Mac M1 & Docker Compatibility

Guide to troubleshooting Mac M1 & Docker problems


Apple announced a new processor architecture based on ARM called M1 in 2020. This new processor architecture has caused many incompatibilities for the more native apps like Docker where the images are compiled for a specific architecture.

Suggested actions

The following is a list of suggested actions we've used to make Vyne work with M1 when used with Docker:

  • Use Rosetta 2 - enables a Mac with Apple silicon to use apps built for a Mac with an Intel processor. This is enabled on later versions automatically but please make sure it is enabled.
  • Use the new virtualization framework called Big Sur - available in Docker's Experimental features settings section.
  • Adjust the number of CPUs available for Docker in Docker resources settings to just 1 CPU - see below for details on why we suggest this.
  • Adjust Docker resources settings to maximum memory and provide some swap memory if you're low on actual memory.

Known issues

There are various issues that we've identified can happen on M1 laptops.

Exit code 137 - Out of Memory (OOM)

The demo stacks require a fair bit of memory which can be a problem on low-spec laptops. We suggest to increase the memory available to Docker in Docker settings to be the maximum. Adding in some swap memory might also help. Should the containers encounter out of memory exceptions, they are configured to restart automatically.

Using very large amounts of CPU time

This is perhaps the most bizarre issue that we've spent a fair bit of time tracking down. After a lot of investigation we found a tip online that this might be caused by the number of CPUs in Docker settings configured to be more than 1.

As soon as we downscaled the available CPUs to just 1, we were able to see the demos working reliably and with adequate performance too. We realize this is not an ideal solution as providing multiple CPUs improves the performance drastically when running more containers but at this time we're unaware of other ways to fix this. The problem itself seems to be well known online, so we're not alone with it.
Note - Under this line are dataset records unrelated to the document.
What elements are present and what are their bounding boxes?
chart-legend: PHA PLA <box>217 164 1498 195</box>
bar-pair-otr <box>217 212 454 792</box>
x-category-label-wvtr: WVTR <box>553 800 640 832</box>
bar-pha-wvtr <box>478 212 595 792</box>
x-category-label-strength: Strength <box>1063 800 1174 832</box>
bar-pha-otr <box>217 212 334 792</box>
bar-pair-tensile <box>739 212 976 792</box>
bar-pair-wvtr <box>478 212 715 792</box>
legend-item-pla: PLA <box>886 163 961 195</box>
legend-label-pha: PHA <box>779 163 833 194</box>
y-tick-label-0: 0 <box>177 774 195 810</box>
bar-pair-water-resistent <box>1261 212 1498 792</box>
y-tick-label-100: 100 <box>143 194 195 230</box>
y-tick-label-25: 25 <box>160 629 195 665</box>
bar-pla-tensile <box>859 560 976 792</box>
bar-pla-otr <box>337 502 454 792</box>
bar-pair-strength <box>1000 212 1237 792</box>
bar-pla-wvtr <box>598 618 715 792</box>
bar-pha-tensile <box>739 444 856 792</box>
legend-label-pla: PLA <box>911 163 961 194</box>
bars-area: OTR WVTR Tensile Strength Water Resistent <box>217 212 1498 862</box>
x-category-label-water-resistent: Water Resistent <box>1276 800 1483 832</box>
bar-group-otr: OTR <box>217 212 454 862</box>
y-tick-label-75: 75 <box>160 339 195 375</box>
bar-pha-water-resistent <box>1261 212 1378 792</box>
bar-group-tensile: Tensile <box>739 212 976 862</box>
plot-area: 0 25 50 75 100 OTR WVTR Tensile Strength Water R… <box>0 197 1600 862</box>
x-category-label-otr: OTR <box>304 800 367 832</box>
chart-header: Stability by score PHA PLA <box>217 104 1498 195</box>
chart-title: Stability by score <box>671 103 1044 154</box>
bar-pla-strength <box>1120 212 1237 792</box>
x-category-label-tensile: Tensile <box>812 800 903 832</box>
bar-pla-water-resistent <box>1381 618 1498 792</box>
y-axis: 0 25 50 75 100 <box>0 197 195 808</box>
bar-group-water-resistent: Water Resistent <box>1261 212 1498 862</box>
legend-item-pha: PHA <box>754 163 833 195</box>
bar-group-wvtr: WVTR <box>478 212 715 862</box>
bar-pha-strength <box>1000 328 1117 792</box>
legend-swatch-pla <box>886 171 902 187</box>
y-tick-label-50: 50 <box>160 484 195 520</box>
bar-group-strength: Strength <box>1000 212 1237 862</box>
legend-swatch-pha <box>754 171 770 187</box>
Docker containers "freezing"

Tailing the logs or observing the containers otherwise we've recognized that they sometimes end up just freezing. This means that we can see in the logs that for example the boot sequence of a service is happening, but it jams without ever progressing again. If the container is restarted it might get further in the flow or even work. Based on our experiences this has been the consequence of using too much CPU time so make sure you try the suggested actions for the problem.

QEMU slowness

Some images used in our demos (such as Kafka & Zookeeper) are not yet available for M1 (arm64) architecture, and as such their amd64 counterparts are used which need to be emulated. qemu is the name of the process responsible for emulating the images at runtime. qemu seems to take up a lot of resources to do the emulation which can slow the execution of other containers.

This problem should go away as arm64 images become available, and we upgrade the demos to use them instead. Meanwhile, if you encounter problems with this feel free to try out leaving the emulated images out of the demo stacks by modifying the docker-compose.yaml not to include the images with platform: linux/x86_64. Obviously this will reduce the scope of the demo to not include e.g. Kafka-related activities.

Segmentation faults (SEGV)

We've seen some segmentation faults happening on M1 laptops that don't seem to happen on other laptops. We're looking into the cause for this but unfortunately haven't been able to identify the problem just yet. The containers are configured to automatically restart on failure so that no remediation would be needed by the user.